Kızılırmak nehri konusunda kaynak araştırdığımda özellikle Osmanlı dönemine ait çok kısıtlı bilgiler olduğunu gözlemledim. Örneğin, Abdülmecid’in tahtta olduğu 1848 senesinde Gümüşkan Madeni Eski Müdürü Ahmed Bey, Kızılırmak Nehri üzerinde kayık işletilerek ulaşım ve nakliyenin kolay yapılması, barajlar kurularak tarım arazilerinin sulanması, nehrin çevresindeki ormanlardan kereste temin edilmesi ve bazı bölgelere zeytin ağacı dikilmesi gibi altı maddeden oluşan bir proje teklifi hazırlamış ve teklifi 112×53 cm büyüklüğünde bir harita üzerine işleyerek Ticaret Nazırı Süleyman Paşa’ya sunmuştur.
Ahmed Bey ayrıca teklifte nehrin su seviyesinin eşitlenmesi işinin kendisine verilmesi halinde, masraf adı altında herhangi bir miktar talep etmediğini de eklemişti.

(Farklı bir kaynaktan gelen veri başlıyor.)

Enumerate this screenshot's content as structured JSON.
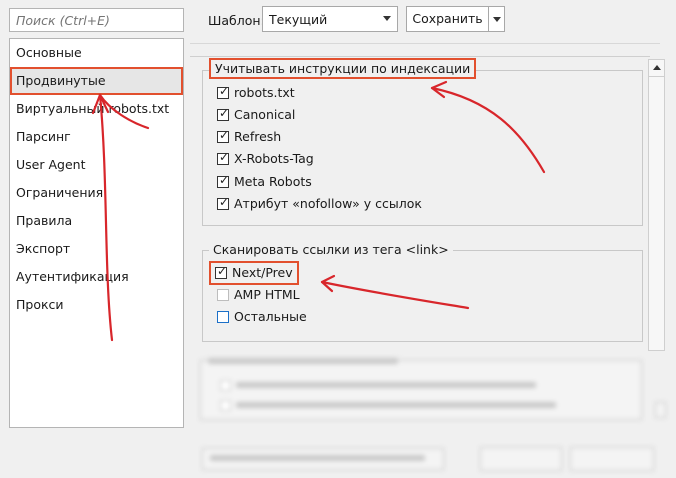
{
  "search": {
    "placeholder": "Поиск (Ctrl+E)"
  },
  "sidebar": {
    "items": [
      {
        "label": "Основные"
      },
      {
        "label": "Продвинутые",
        "selected": true
      },
      {
        "label": "Виртуальный robots.txt"
      },
      {
        "label": "Парсинг"
      },
      {
        "label": "User Agent"
      },
      {
        "label": "Ограничения"
      },
      {
        "label": "Правила"
      },
      {
        "label": "Экспорт"
      },
      {
        "label": "Аутентификация"
      },
      {
        "label": "Прокси"
      }
    ]
  },
  "toolbar": {
    "template_label": "Шаблон:",
    "template_value": "Текущий",
    "save_label": "Сохранить"
  },
  "indexing_group": {
    "title": "Учитывать инструкции по индексации",
    "items": [
      {
        "label": "robots.txt",
        "checked": true
      },
      {
        "label": "Canonical",
        "checked": true
      },
      {
        "label": "Refresh",
        "checked": true
      },
      {
        "label": "X-Robots-Tag",
        "checked": true
      },
      {
        "label": "Meta Robots",
        "checked": true
      },
      {
        "label": "Атрибут «nofollow» у ссылок",
        "checked": true
      }
    ]
  },
  "link_group": {
    "title": "Сканировать ссылки из тега <link>",
    "items": [
      {
        "label": "Next/Prev",
        "checked": true
      },
      {
        "label": "AMP HTML",
        "checked": false
      },
      {
        "label": "Остальные",
        "checked": false
      }
    ]
  },
  "colors": {
    "highlight": "#e2502e",
    "arrow": "#d8262b",
    "focus_box": "#1b70c8"
  }
}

Karadeniz’den Kayseri’ye; Kayseri’den Sivas’a kadar nehir taşımacılığının bu proje ile mümkün olacağı, yapılan masrafların elde edilecek gelirle kolaylıkla karşılanabileceği, yılda hazineye beş bin kese kazandırılabileceği eklenmişti ancak her ne hikmetse proje hayata geçirilmedi.[4]
[1] Ünsal, Veli, Yrd. Doç. Dr., Ahi Evran Üniversitesi: Eskiçağda Anadolu Su Kaynakları : Selçuk Üniversitesi Sosyal Bilimler Enstitüsü Dergisi • 28 / 2012
[2] Ahmet Buğra CAN , Davut YILMAZ: Kızılırmak Havzası Barajlarının Kuraklığa Etkisi, MAUN Mühendislik-Mimarlık Fakültesi Dergisi,4(1), 1-10,2023
[3] Halys (Kızılırmak) – Livius
[4] Kaynak: Şahin, T., 2012. Osmanlı’nın Çılgın Projeleri, Yitik Hazine Yayınları, İstanbul.